Cornelia blinzelte die Tränen weg, die ihr bei dem Gedanken an ihre zweite Hälfte in die Augen traten. Valeries Tod hatte sie gespürt, so seltsam das klingen mochte. Sie hatte zu Hause auf der Couch gesessen und auf einmal war da dieses Gefühl gewesen, das sie nach wie vor nicht beschreiben konnte. Nur war es das Schlimmste, was sie je verspürt hatte.
„Valerie ist tot.“ Mit diesem einen, bestimmten Satz hatte sie ihre Familie in die Schockstarre getrieben, in der sie sich seither befand. Nur machte niemand Valeries mysteriösen Freund, den keiner kennengelernt hatte, verantwortlich. Außer ihr. Sie wusste, er hatte mit ihrem Tod zu tun. Autounfälle passierten, aber Valerie war zu vorsichtig, um einfach so auf die Straße zu laufen.
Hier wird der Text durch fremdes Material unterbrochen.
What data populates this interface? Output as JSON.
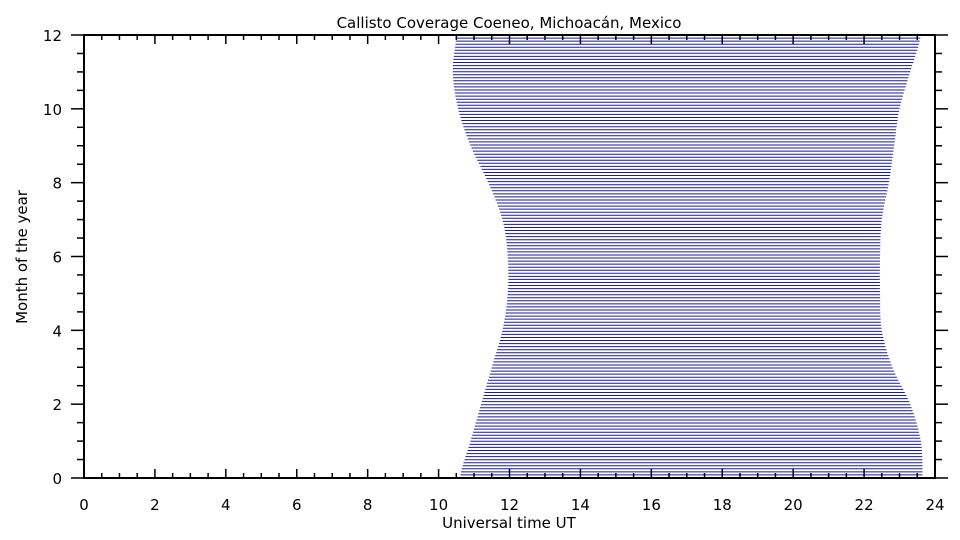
{
  "chart_data": {
    "type": "area",
    "title": "Callisto Coverage Coeneo, Michoacán, Mexico",
    "xlabel": "Universal time UT",
    "ylabel": "Month of the year",
    "xlim": [
      0,
      24
    ],
    "ylim": [
      0,
      12
    ],
    "xticks": [
      "0",
      "2",
      "4",
      "6",
      "8",
      "10",
      "12",
      "14",
      "16",
      "18",
      "20",
      "22",
      "24"
    ],
    "yticks": [
      "0",
      "2",
      "4",
      "6",
      "8",
      "10",
      "12"
    ],
    "line_color": "#1a1a99",
    "grid": false,
    "coverage": {
      "months": [
        0,
        1,
        2,
        3,
        4,
        5,
        6,
        7,
        8,
        9,
        10,
        11,
        12
      ],
      "start_ut": [
        10.6,
        10.9,
        11.2,
        11.5,
        11.8,
        11.95,
        11.95,
        11.8,
        11.4,
        10.9,
        10.55,
        10.4,
        10.5
      ],
      "end_ut": [
        23.65,
        23.6,
        23.3,
        22.8,
        22.5,
        22.45,
        22.45,
        22.5,
        22.7,
        22.85,
        23.0,
        23.3,
        23.6
      ]
    }
  }
}
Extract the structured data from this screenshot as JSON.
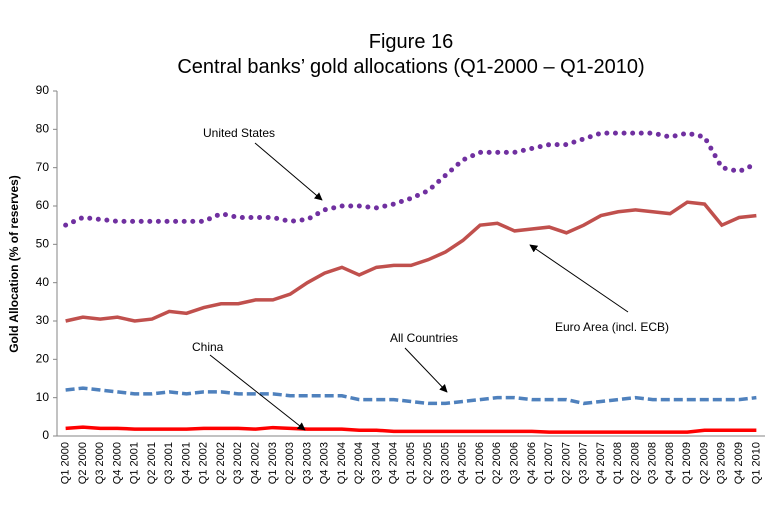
{
  "chart_data": {
    "type": "line",
    "title": "Figure 16",
    "subtitle": "Central banks’ gold allocations (Q1-2000 – Q1-2010)",
    "y_label": "Gold Allocation (% of reserves)",
    "categories": [
      "Q1 2000",
      "Q2 2000",
      "Q3 2000",
      "Q4 2000",
      "Q1 2001",
      "Q2 2001",
      "Q3 2001",
      "Q4 2001",
      "Q1 2002",
      "Q2 2002",
      "Q3 2002",
      "Q4 2002",
      "Q1 2003",
      "Q2 2003",
      "Q3 2003",
      "Q4 2003",
      "Q1 2004",
      "Q2 2004",
      "Q3 2004",
      "Q4 2004",
      "Q1 2005",
      "Q2 2005",
      "Q3 2005",
      "Q4 2005",
      "Q1 2006",
      "Q2 2006",
      "Q3 2006",
      "Q4 2006",
      "Q1 2007",
      "Q2 2007",
      "Q3 2007",
      "Q4 2007",
      "Q1 2008",
      "Q2 2008",
      "Q3 2008",
      "Q4 2008",
      "Q1 2009",
      "Q2 2009",
      "Q3 2009",
      "Q4 2009",
      "Q1 2010"
    ],
    "series": [
      {
        "name": "United States",
        "color": "#7030a0",
        "style": "dotted",
        "values": [
          55,
          57,
          56.5,
          56,
          56,
          56,
          56,
          56,
          56,
          58,
          57,
          57,
          57,
          56,
          56.5,
          59,
          60,
          60,
          59.5,
          60.5,
          62,
          64,
          68,
          72,
          74,
          74,
          74,
          75,
          76,
          76,
          77.5,
          79,
          79,
          79,
          79,
          78,
          79,
          78,
          70,
          69,
          71
        ]
      },
      {
        "name": "Euro Area (incl. ECB)",
        "color": "#c0504d",
        "style": "solid",
        "values": [
          30,
          31,
          30.5,
          31,
          30,
          30.5,
          32.5,
          32,
          33.5,
          34.5,
          34.5,
          35.5,
          35.5,
          37,
          40,
          42.5,
          44,
          42,
          44,
          44.5,
          44.5,
          46,
          48,
          51,
          55,
          55.5,
          53.5,
          54,
          54.5,
          53,
          55,
          57.5,
          58.5,
          59,
          58.5,
          58,
          61,
          60.5,
          55,
          57,
          57.5
        ]
      },
      {
        "name": "All Countries",
        "color": "#4f81bd",
        "style": "dashed",
        "values": [
          12,
          12.5,
          12,
          11.5,
          11,
          11,
          11.5,
          11,
          11.5,
          11.5,
          11,
          11,
          11,
          10.5,
          10.5,
          10.5,
          10.5,
          9.5,
          9.5,
          9.5,
          9,
          8.5,
          8.5,
          9,
          9.5,
          10,
          10,
          9.5,
          9.5,
          9.5,
          8.5,
          9,
          9.5,
          10,
          9.5,
          9.5,
          9.5,
          9.5,
          9.5,
          9.5,
          10
        ]
      },
      {
        "name": "China",
        "color": "#ff0000",
        "style": "solid",
        "values": [
          2,
          2.3,
          2,
          2,
          1.8,
          1.8,
          1.8,
          1.8,
          2,
          2,
          2,
          1.8,
          2.2,
          2,
          1.8,
          1.8,
          1.8,
          1.5,
          1.5,
          1.2,
          1.2,
          1.2,
          1.2,
          1.2,
          1.2,
          1.2,
          1.2,
          1.2,
          1,
          1,
          1,
          1,
          1,
          1,
          1,
          1,
          1,
          1.5,
          1.5,
          1.5,
          1.5
        ]
      }
    ],
    "ylim": [
      0,
      90
    ],
    "yticks": [
      0,
      10,
      20,
      30,
      40,
      50,
      60,
      70,
      80,
      90
    ],
    "grid": false
  }
}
Er musste sie auf die Fahrbahn gestoßen haben, weil ... Hier hörten ihre Gedankengänge auf und aus diesem Grund musste sie diesen Valentin finden, der sich damals als Kristian ausgegeben hatte. Allein das war Anlass genug, um misstrauisch zu werden. Er musste ihre Schwester vor das Auto befördert haben, um irgendetwas zu vertuschen. Es gab keine andere Erklärung. Valerie konnte nicht einfach so gestorben sein, es musste einen Grund geben. Und sie würde diesen herausfinden, koste es, was es wolle.
Also hatte sie sich einmal mehr auf den Weg gemacht, um Valentin zu finden. Das letzte Mal war sie unvorsichtig gewesen und hatte ihn durch ein Päckchen vorgewarnt. In welchem das blutverschmierte Oberteil ihrer Schwester gewesen war, das diese bei ihrem Tod getragen hatte. Sie war eine Woche später vor der Wohnung gestanden, doch die Mitbewohnerin hatte ihr nur sagen können, dass Valentin spontan ausgezogen war. Einen Tag vor ihrer Ankunft. Das hatte sie gelehrt, sich nicht mehr anzukündigen.
Der Zug hielt und sie warf einen Blick auf die digitale Informationstafel, durch die gerade der Bahnhofsname lief. Eilig stand sie auf und ging in Richtung der Türen. Das hier war ihr Ziel. Der Ort, an dem sich der Mörder von Valrie aufhielt und weiterhin ein unbeschwertes Leben hatte. Doch das würde sie ihm nehmen, das hatte sie sich geschworen. Egal wie, sie würde ihn für ihre Schwester büßen lassen. Es war ihr egal, ob Valerie das gewollt hätte oder nicht, sie wollte es. Er hatte ihr ihre zweite Hälfte genommen, seit Valeries Tod fühlte sie sich unvollständig. Als ob ein großer, wichtiger Teil von ihr fehlte und niemals zurückkam. Was der Wahrheit entsprach, denn Tote konnten nicht wiederauferstehen. Leider. Sie hätte dafür sogar die Hälfte ihres Lebens geopfert, nur um Valerie wieder bei sich zu haben. Ihre sanftmütige, liebenswerte Schwester, die nur drei Minuten nach ihr geboren worden war und trotzdem einen Beschützerinstinkt ausgelöst hatte.
Mit einem letzten Durchatmen schulterte Cornelia ihren Rucksack und trat auf den Bahnsteig. „Das Spiel ist aus“, murmelte sie zu sich, aber in Hinblick auf den Menschen, wegen dem sie überhaupt hier war. Sie würde nicht eher aufgeben, ehe der Tod ihrer Schwester gerächt worden war. Das hatte sie sich an ihrem Grab geschworen – zur Beerdigung war er natürlich nicht erschienen, trotz eindrücklicher Einladung – und sie würde das durchziehen. Ihre Eltern mochten dem Gerede über den unglücklichen Unfall Glauben geschenkt haben, aber sie wusste es besser. Und sie würde sich rächen für all das Leid, das er ihrer Familie angetan hatte.